Let’s say there’s a composite primary key on (field1, field2)
Also, let be X a theoretical set of n numbers
Inserts look like this:
INSERT INTO table(field1, field2) VALUES([a number picked at random from X], [an incrementing number]);
Every m inserts, a number is randomly removed from X, and another one is
Let’s say n=1000 and m=500. In other words, every 500 inserts, one element in set X changes, but set X always has 1000 elements.
How badly will the B+tree become fragmented?
In the case of an index, fragmentation can vary greatly. Yet, nothing can be worse that entering data into an index already sorted.
To illustrate, let’s take the worse case BTREE, a balanced binary tree. A balanced binary tree is a binary tree that monitors the height of its child nodes and will only allow for a difference in heights of :
-1(Left TreeNode Taller Than the Right TreeNode)
0(Left TreeNode and Right TreeNode Same Height)
+1(Left TreeNode Shorter Than the Right TreeNode)

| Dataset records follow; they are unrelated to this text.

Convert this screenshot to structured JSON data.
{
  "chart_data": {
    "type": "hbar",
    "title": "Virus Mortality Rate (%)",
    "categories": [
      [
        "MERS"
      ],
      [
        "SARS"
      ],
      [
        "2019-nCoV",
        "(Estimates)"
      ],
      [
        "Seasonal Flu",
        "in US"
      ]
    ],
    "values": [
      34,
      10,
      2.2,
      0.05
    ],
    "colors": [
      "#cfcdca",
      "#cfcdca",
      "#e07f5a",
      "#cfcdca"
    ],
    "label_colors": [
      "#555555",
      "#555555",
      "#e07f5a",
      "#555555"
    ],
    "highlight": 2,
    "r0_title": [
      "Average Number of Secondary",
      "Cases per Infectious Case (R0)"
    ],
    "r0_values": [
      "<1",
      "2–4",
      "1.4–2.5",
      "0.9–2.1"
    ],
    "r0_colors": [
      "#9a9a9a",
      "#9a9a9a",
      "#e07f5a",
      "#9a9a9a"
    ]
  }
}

- See Definition of AVLTrees
Over 25 years ago, I learned that entering already ordered data into a balanced binary tree results in 45% of the tree nodes requiring rotation and rebalancing.
Common sense would have it that if I enter the numbers 1-15 ordered as follows:
into a balanced binary tree, absolutely no tree rebalancing would ever occur.
This being the case, entering random data into a balanced binary tree could never be as bad as entering already sort data. On average, random ordering would require less tree rebalancing than sequential ordering.
Now, let’s get away from balanced binary trees into something more real-world, BTREEs. Treenodes in BTREE indexes usually hold some power of two index page entries + pointers to a lower BTREE node. Page splitting would occur in the event pages become full. Consequently, many early BTREE pages would end up half full due to page splitting (The execption to this would be with bulk inserts and in-memory sorting of keys and writing out more compact index pages with as little fragmentation as possible). Other than that exception, insertion of ordered data in a BTREE page would cause page splits with a very small degree of regularity. Random inserts would at the very least wreak less havoc than loading ordered data.
In terms of InnoDB, you have the gen_clust_index. It has hooks to another type of index used internally for tracking row IDs. Never think about the gen_clust_index as just any other BTREE. It is what the Oracle world would call an index-organized table. Column ordering for InnoDB is handled so differently from MyISAM that can you detect a notable difference if you attempt to reorder row data in a specific key order.
According to pages 148,149 of MySQL Database Design and Tuning
it shows that doing
ALTER TABLE tblname ORDER BY column-list; would greatly improve retrieval for MyISAM tables by physically ordering rows. In contrast, doing
ALTER TABLE tblname ORDER BY column-list; would have no effect on InnoDB tables because data is always ordered by RowID within the clustered key.
MORAL OF THE STORY
When it comes to InnoDB, do not worry about randomness of data. No matter what machinations you perform on tables indexes, the clustered key has the final say on access. Whatever order you load the data, gen_clust_index will abide by it. No questions asked.